Social care could be drastically cut unless chancellor Rishi Sunak provides a substantial injection of funding to local authorities, council leaders have warned.
England’s largest councils say they could be forced to slash services in the face of a multi-billion-pound black hole in their finances.
County councils have calculated they will have a £2.8bn cash shortfall in the next three years even if council tax bills rise by 1.99 per cent each year, the maximum allowed for general spending.
The chancellor is thought to be considering allowing local authorities to raise council tax to address their shortfall without the need for a referendum, just as other household bills are already going up.
But the County Councils Network said the only way to avoid major cuts to services would be to increase council tax by up to 7.99 per cent every year, which would add £392 to an average bill over the next three years.
Council leaders said that with the cost of living rising, a total rise of at least 24 per cent would be unacceptable and unfair on households.
A rise of that scale would mean the average Band D bill would average £2,386 a year by 2025, up from £1,898 now.
Councils were already struggling from years of austerity even before coronavirus hit, but lockdowns and social distancing caused their income to plummet and they faced extra bills for supporting people through the pandemic.
At the start of the year, authorities warned they were up to £2.2bn short of funding.
Hiking council tax cannot be the sole answer to filling the shortfall, argued the county council chiefs, who called for a chunk of cash for the next three years in Mr Sunak’s spending review on 27 October to avoid services being slashed.
Authorities said they were facing the most significant pressures in social care, so fees in adult social care could be increased and preventative services in children’s social care cut back.

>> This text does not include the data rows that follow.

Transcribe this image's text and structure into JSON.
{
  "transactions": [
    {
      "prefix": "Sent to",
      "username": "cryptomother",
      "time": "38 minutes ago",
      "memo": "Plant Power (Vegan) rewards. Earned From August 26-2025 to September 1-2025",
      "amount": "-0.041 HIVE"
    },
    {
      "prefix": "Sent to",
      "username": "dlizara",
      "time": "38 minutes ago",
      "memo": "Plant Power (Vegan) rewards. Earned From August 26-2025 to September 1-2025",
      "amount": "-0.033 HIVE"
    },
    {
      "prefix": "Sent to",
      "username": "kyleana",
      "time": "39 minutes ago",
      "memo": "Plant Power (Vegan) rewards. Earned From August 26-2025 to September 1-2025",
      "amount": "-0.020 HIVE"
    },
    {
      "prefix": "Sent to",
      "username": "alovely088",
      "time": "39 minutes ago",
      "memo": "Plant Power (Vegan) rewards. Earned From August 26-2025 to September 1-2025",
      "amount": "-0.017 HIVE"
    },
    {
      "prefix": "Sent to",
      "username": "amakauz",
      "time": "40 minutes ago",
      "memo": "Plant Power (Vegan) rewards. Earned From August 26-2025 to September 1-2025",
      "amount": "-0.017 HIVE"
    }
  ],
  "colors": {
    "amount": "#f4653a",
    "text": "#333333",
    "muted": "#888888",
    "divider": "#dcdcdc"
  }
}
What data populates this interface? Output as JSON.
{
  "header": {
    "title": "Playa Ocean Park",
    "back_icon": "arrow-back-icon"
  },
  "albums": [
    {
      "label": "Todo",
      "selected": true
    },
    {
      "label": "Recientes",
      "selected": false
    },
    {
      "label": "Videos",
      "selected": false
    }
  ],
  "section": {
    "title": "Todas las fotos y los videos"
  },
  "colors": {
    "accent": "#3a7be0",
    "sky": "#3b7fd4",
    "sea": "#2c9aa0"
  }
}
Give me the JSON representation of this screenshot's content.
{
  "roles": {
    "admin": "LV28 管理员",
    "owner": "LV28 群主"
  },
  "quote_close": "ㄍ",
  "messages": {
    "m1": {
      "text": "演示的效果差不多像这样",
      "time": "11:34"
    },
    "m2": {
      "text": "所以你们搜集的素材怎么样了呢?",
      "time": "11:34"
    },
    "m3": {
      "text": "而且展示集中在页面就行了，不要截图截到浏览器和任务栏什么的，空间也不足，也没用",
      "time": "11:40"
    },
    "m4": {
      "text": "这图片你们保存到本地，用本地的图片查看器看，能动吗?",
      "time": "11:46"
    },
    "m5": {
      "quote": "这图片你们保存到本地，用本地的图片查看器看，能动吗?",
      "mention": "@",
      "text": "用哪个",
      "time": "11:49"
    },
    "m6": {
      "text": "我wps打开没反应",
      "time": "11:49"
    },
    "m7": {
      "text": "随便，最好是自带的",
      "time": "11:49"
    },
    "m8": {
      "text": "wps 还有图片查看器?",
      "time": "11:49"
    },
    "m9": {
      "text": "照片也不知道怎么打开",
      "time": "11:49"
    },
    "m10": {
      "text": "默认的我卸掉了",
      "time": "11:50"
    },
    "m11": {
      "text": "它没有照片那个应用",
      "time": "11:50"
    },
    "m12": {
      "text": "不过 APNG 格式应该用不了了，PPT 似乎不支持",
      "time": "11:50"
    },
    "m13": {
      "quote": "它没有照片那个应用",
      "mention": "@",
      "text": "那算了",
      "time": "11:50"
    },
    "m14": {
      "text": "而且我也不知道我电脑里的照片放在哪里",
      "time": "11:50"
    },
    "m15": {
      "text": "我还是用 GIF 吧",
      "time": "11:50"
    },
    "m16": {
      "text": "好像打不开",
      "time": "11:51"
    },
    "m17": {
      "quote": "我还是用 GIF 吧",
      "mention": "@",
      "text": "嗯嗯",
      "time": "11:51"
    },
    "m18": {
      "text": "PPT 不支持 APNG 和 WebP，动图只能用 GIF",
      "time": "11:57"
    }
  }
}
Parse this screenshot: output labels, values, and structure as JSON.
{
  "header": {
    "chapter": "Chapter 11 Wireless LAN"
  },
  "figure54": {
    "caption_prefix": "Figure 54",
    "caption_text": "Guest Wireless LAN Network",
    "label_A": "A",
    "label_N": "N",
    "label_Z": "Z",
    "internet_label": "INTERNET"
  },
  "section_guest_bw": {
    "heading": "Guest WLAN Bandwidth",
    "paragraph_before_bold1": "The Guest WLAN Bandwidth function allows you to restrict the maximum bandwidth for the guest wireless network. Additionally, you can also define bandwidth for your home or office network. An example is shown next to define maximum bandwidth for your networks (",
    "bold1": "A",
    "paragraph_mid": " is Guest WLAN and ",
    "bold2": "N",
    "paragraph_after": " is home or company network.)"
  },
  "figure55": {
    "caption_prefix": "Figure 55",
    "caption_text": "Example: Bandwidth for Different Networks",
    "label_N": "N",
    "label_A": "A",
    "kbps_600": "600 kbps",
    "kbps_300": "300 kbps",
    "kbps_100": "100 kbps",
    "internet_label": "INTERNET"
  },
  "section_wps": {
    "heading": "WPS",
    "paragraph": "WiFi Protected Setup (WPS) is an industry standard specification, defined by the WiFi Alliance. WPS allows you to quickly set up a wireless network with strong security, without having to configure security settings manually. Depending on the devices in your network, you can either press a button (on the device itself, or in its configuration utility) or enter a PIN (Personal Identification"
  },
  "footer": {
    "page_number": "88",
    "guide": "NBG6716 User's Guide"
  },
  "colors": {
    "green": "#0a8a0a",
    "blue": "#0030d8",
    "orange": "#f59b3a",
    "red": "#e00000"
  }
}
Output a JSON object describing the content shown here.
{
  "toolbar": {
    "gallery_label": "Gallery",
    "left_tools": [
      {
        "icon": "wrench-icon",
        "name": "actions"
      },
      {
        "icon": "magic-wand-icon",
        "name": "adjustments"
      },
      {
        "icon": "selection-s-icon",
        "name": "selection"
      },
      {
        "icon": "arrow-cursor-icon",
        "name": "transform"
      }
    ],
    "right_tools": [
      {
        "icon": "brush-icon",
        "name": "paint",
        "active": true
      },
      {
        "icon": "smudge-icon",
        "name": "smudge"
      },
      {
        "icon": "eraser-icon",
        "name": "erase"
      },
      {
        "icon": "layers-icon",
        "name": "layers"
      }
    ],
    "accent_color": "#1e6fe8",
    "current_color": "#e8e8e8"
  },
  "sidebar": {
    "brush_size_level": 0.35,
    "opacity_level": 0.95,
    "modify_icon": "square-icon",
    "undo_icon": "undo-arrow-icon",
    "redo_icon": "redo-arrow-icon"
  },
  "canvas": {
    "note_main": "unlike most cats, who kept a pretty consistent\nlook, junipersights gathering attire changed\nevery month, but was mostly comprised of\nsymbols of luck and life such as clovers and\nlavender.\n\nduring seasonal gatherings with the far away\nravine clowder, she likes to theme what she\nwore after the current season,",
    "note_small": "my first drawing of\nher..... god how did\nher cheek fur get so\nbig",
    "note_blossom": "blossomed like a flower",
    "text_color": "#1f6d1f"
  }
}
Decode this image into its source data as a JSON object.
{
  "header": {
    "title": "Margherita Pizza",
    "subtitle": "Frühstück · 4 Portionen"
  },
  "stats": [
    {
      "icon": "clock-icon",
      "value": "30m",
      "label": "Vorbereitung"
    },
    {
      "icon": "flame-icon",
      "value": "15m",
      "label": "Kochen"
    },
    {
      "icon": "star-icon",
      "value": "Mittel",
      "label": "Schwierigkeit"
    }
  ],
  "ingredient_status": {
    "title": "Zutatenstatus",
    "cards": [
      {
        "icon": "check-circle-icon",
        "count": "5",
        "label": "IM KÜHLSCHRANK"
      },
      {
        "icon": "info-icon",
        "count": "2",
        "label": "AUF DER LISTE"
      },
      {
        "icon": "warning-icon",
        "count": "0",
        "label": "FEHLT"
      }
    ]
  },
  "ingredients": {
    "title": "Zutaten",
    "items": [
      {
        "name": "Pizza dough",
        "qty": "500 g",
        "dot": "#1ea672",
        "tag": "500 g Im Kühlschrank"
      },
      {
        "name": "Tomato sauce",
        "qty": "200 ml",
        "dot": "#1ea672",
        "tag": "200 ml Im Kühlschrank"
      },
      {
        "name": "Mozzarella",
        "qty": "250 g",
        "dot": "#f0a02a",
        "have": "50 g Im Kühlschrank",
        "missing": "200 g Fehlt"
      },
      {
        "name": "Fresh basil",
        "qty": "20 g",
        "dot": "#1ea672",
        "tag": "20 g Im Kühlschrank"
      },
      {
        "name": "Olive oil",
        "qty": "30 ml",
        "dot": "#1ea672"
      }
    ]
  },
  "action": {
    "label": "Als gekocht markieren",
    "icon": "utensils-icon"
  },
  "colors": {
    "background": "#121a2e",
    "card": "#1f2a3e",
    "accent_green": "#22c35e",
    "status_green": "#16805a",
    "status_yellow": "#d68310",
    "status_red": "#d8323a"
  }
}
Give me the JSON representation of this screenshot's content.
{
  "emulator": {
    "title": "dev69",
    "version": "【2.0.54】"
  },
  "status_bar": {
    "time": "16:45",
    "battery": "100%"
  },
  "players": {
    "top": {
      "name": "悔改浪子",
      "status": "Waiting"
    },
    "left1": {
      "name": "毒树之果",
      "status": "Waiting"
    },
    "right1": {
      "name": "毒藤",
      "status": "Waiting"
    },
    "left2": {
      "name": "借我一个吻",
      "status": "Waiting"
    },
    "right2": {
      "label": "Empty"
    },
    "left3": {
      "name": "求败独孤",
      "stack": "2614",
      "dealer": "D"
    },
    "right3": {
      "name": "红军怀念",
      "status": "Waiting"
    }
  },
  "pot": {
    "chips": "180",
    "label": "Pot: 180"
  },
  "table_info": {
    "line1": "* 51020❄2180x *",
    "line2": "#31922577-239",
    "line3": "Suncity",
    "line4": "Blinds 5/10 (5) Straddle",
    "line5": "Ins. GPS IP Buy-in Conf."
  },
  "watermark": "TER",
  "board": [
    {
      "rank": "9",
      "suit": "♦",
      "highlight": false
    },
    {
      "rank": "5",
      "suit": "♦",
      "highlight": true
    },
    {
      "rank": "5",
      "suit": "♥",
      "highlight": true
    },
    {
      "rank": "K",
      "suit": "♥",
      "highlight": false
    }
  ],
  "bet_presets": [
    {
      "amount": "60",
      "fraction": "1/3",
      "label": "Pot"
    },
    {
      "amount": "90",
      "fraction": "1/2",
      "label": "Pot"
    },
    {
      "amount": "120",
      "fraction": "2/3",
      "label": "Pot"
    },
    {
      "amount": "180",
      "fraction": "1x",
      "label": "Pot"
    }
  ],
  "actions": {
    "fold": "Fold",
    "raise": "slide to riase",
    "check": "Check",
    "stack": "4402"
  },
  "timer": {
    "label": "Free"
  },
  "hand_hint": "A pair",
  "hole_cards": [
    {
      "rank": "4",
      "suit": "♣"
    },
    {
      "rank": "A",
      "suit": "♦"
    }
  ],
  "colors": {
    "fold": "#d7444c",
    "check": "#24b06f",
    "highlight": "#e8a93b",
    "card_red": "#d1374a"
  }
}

Other potential effects include tightening eligibility criteria, the leaders warned.
The £2.8bn cash shortfall was calculated from the financial plans of the 36 councils that belong to the network, which cover almost half of England’s population.
Although council tax is imposed by district councils, bills include a “precept” for the counties.
They predict the legacy of Covid-19, such as greater demand for children’s services and higher costs in adult social care, will keep straining their budgets in future years.
It’s thought Mr Sunak is considering letting local authorities increase the social care precept element of council tax above the 2.99 per cent limit.
Carl Les, finance spokesperson for the County Councils Network, said: “County local authorities face an extremely difficult three years coming up, with rising costs of delivering services, demographic pressures and the legacy of coronavirus meaning that we need to find savings or increased income of £2.8bn over the next years to balance our books.
“We are acutely aware that the cost of living is rising and that many households have suffered from the economic impact of the pandemic.
“Therefore, large-scale council tax rises to make up our funding shortfall would be unacceptable and unfair for hard-pressed residents.
“It would also be an unsustainable approach to funding services, raising variable amounts across the country.
“We appreciate the tight fiscal environment facing the chancellor, but we are calling on the government to inject further funding into the system for local authorities over the next three years, in order to avoid a further round of large-scale reductions in services.
“The government’s levelling-up agenda must begin with making public services adequately funded.”
The Independent has asked the Treasury to comment.